🧭 Chan’s Curiosity Log — October 29, 2025

3 minute read

Published:

Daily reflections on new papers, theories, and open questions.


🧩 Paper 1: Single-unit activations confer inductive biases for emergent circuit solutions to cognitive tasks

📄 Nature Machine Intelligence (2025)

1.1 Background

Recurrent neural networks (RNNs) serve as computationally tractable models that capture key features of biological neural networks.
Analyzing task solutions that emerge in RNNs through training provides hypotheses for how biological circuits may perform similar computations.
A comprehensive study of RNNs with different architectures found that, despite differences in the geometry of neural dynamics, they rely on similar computational scaffolds characterized by the topological structure of fixed points.

1.2 Question

Are these architectural choices (activation functions, connectivity constraints, etc.) truly inconsequential to the circuit mechanisms that emerge in RNNs through training?
This question has not been systematically tested.

1.3 Key Idea

They trained RNNs with three common activation functions — ReLU, sigmoid, and tanh — both with and without Dale’s law (restricting each neuron to be either excitatory or inhibitory).

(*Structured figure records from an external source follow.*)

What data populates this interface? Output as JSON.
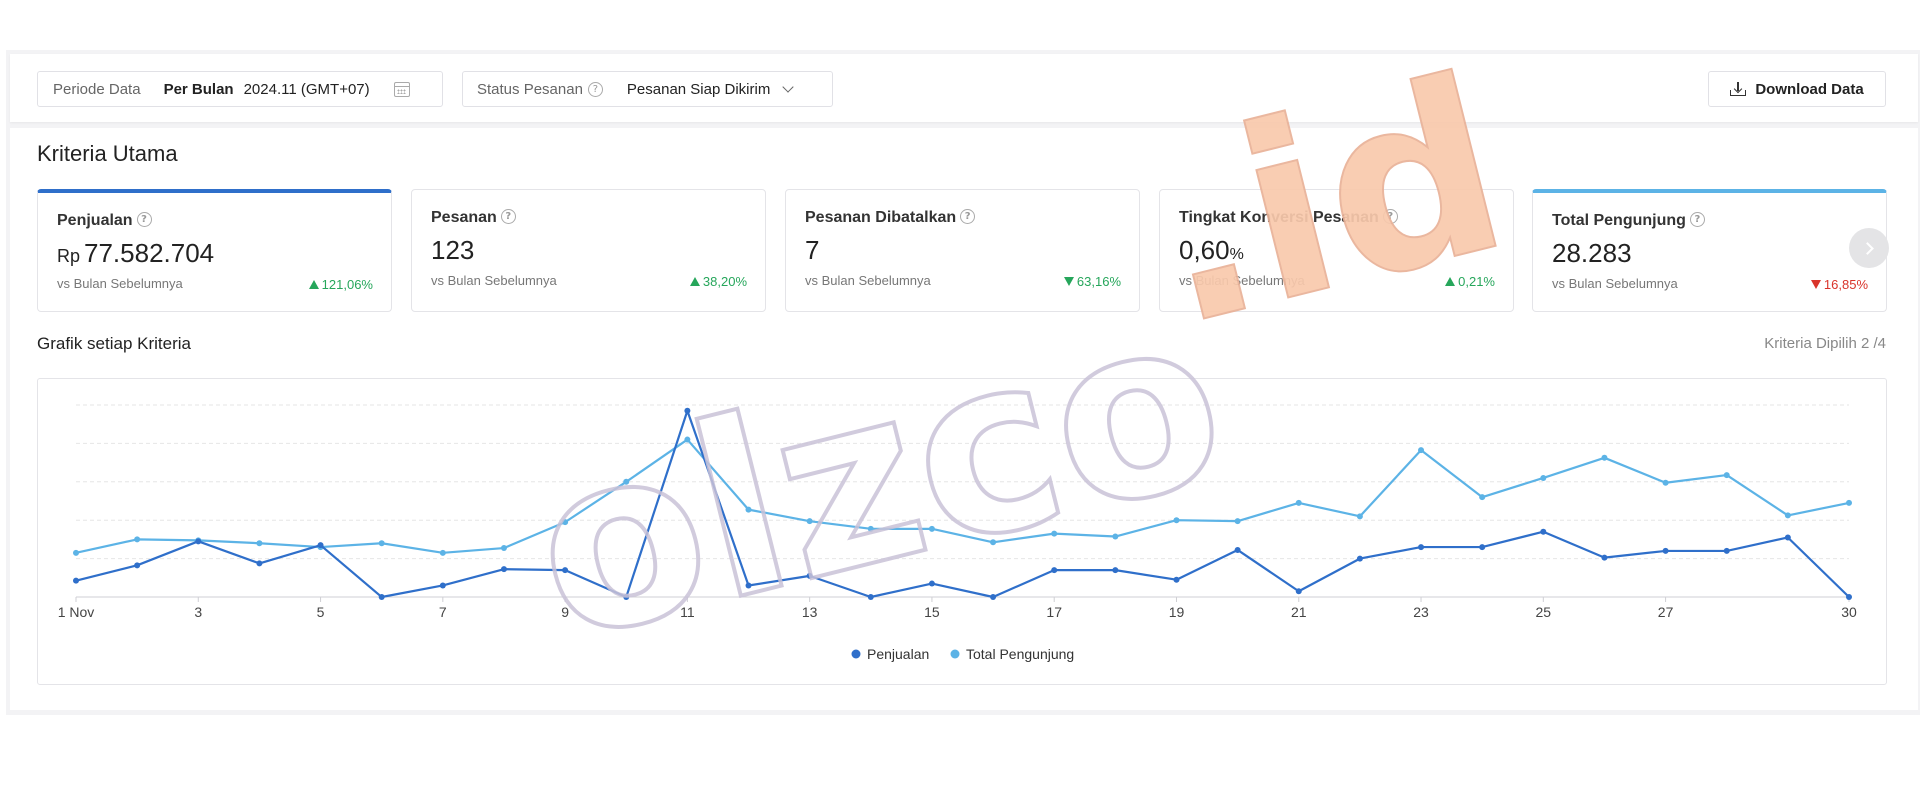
{
  "filters": {
    "periode_label": "Periode Data",
    "periode_type": "Per Bulan",
    "periode_value": "2024.11 (GMT+07)",
    "status_label": "Status Pesanan",
    "status_value": "Pesanan Siap Dikirim",
    "download_label": "Download Data"
  },
  "section_title": "Kriteria Utama",
  "cards": [
    {
      "title": "Penjualan",
      "prefix": "Rp",
      "value": "77.582.704",
      "suffix": "",
      "subtitle": "vs Bulan Sebelumnya",
      "change": "121,06%",
      "direction": "up"
    },
    {
      "title": "Pesanan",
      "prefix": "",
      "value": "123",
      "suffix": "",
      "subtitle": "vs Bulan Sebelumnya",
      "change": "38,20%",
      "direction": "up"
    },
    {
      "title": "Pesanan Dibatalkan",
      "prefix": "",
      "value": "7",
      "suffix": "",
      "subtitle": "vs Bulan Sebelumnya",
      "change": "63,16%",
      "direction": "down-good"
    },
    {
      "title": "Tingkat Konversi Pesanan",
      "prefix": "",
      "value": "0,60",
      "suffix": "%",
      "subtitle": "vs Bulan Sebelumnya",
      "change": "0,21%",
      "direction": "up"
    },
    {
      "title": "Total Pengunjung",
      "prefix": "",
      "value": "28.283",
      "suffix": "",
      "subtitle": "vs Bulan Sebelumnya",
      "change": "16,85%",
      "direction": "down"
    }
  ],
  "chart_section": {
    "title": "Grafik setiap Kriteria",
    "selected_info": "Kriteria Dipilih 2 /4"
  },
  "chart_data": {
    "type": "line",
    "x": [
      1,
      2,
      3,
      4,
      5,
      6,
      7,
      8,
      9,
      10,
      11,
      12,
      13,
      14,
      15,
      16,
      17,
      18,
      19,
      20,
      21,
      22,
      23,
      24,
      25,
      26,
      27,
      28,
      29,
      30
    ],
    "x_tick_labels": [
      "1 Nov",
      "3",
      "5",
      "7",
      "9",
      "11",
      "13",
      "15",
      "17",
      "19",
      "21",
      "23",
      "25",
      "27",
      "30"
    ],
    "x_tick_values": [
      1,
      3,
      5,
      7,
      9,
      11,
      13,
      15,
      17,
      19,
      21,
      23,
      25,
      27,
      30
    ],
    "series": [
      {
        "name": "Penjualan",
        "color": "#2f6fca",
        "values": [
          8.5,
          16.5,
          29,
          17.5,
          27,
          0,
          6,
          14.5,
          14,
          0,
          97,
          6,
          11,
          0,
          7,
          0,
          14,
          14,
          9,
          24.5,
          3,
          20,
          26,
          26,
          34,
          20.5,
          24,
          24,
          31,
          0
        ]
      },
      {
        "name": "Total Pengunjung",
        "color": "#5cb3e6",
        "values": [
          23,
          30,
          29.5,
          28,
          26,
          28,
          23,
          25.5,
          39,
          60,
          82,
          45.5,
          39.5,
          35.5,
          35.5,
          28.5,
          33,
          31.5,
          40,
          39.5,
          49,
          42,
          76.5,
          52,
          62,
          72.5,
          59.5,
          63.5,
          42.5,
          49
        ]
      }
    ],
    "ylim": [
      0,
      100
    ],
    "grid": true,
    "legend_placement": "bottom-center",
    "legend": [
      "Penjualan",
      "Total Pengunjung"
    ]
  },
  "watermark": {
    "part1": "olzco",
    "part2": ".id",
    "color_outline": "#c9c2d8",
    "color_fill": "#f9c9ac"
  }
}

Dale’s law: a single neuron releases the same neurotransmitter at all of its axon terminals.

1.4 Key Results & Conclusions

  1. Neural representations and dynamics differed across RNNs with varying activation functions — tanh networks diverged most from both sigmoid and ReLU RNNs.
  2. Using a model distillation approach, the authors found that these differences arose from distinct circuit solutions that the RNNs developed to solve the same task.

1.5 Why It Is Interesting

This paper is conceptually linked to yesterday’s study, highlighting that reverse-engineering RNNs requires caution.
It emphasizes the need to identify architectures whose inductive biases best align with biological neural data.

1.6 Questions Worth Exploring

  • Can we define universality classes for neural networks?
  • Can reverse-engineering be done in a cluster or manifold sense?
  • Perhaps this should be explored from a probabilistic or statistical-mechanics perspective.

âš¡ Paper 2: ONE-TIMESTEP IS ENOUGH: Achieving High-Performance ANN-to-SNN Conversion via Scale-and-Fire Neurons

📄 arXiv:2510.23383 (2025)

2.1 Background

The high energy consumption of ANN inference has become a critical bottleneck.
Spiking Neural Networks (SNNs) offer an energy-efficient alternative, but training them remains challenging due to non-differentiable spikes and complex temporal dynamics.

Two major paradigms exist:

  • Direct SNN training, which requires backpropagation through time (BPTT) and is memory-intensive.
  • ANN-to-SNN conversion (ANN2SNN), which replaces ANN modules with spiking counterparts and aligns firing rates with ANN activations — far more efficient but typically requiring many time steps to reach comparable accuracy.

2.2 Question

Can SNNs be trained or converted efficiently while maintaining high performance at arbitrary (especially single) timesteps?

2.3 Key Idea

The authors develop a Temporal-to-Spatial Equivalence Theory, proving that multi-timestep integrate-and-fire (IF) neurons are equivalent to single-timestep multi-threshold neurons (MTN).
This enables high-precision ANN2SNN conversion under T = 1 inference.
They introduce the Scale-and-Fire Neuron (SFN) — combining a scaling mechanism with an adaptive fire function for efficient single-step computation.

2.4 Key Results & Conclusions

  1. Demonstrated that temporal integration can be replaced by spatial multi-threshold mechanisms within a single timestep.
  2. Designed the Scale-and-Fire Neuron (SFN) for energy-efficient ANN2SNN conversion.
  3. Proposed the SFN-based Spiking Transformer (SFormer) that integrates SFN into Transformer architectures, addressing activation variability through custom fire functions and thresholds.
  4. Achieved 88.8 % accuracy on ImageNet-1K at T = 1, surpassing the previous state-of-the-art (84.0 % at T = 2) while reducing energy use by 5 %.

2.5 Why It Is Interesting

In my future project, I aim to develop a non-equilibrium training algorithm that is both efficient and biologically plausible.
The theoretical framework and methods here may offer valuable inspiration for energy-efficient learning dynamics.

2.6 Questions Worth Exploring

  • What are the underlying dynamics of this new training approach?
  • Can such frameworks enable continual learning or adaptive energy-aware updates?

🧠 Overall reflection: both papers emphasize how architectural biases and energy constraints shape emergent computation — one from the biological-circuit perspective, the other from the hardware-efficiency frontier.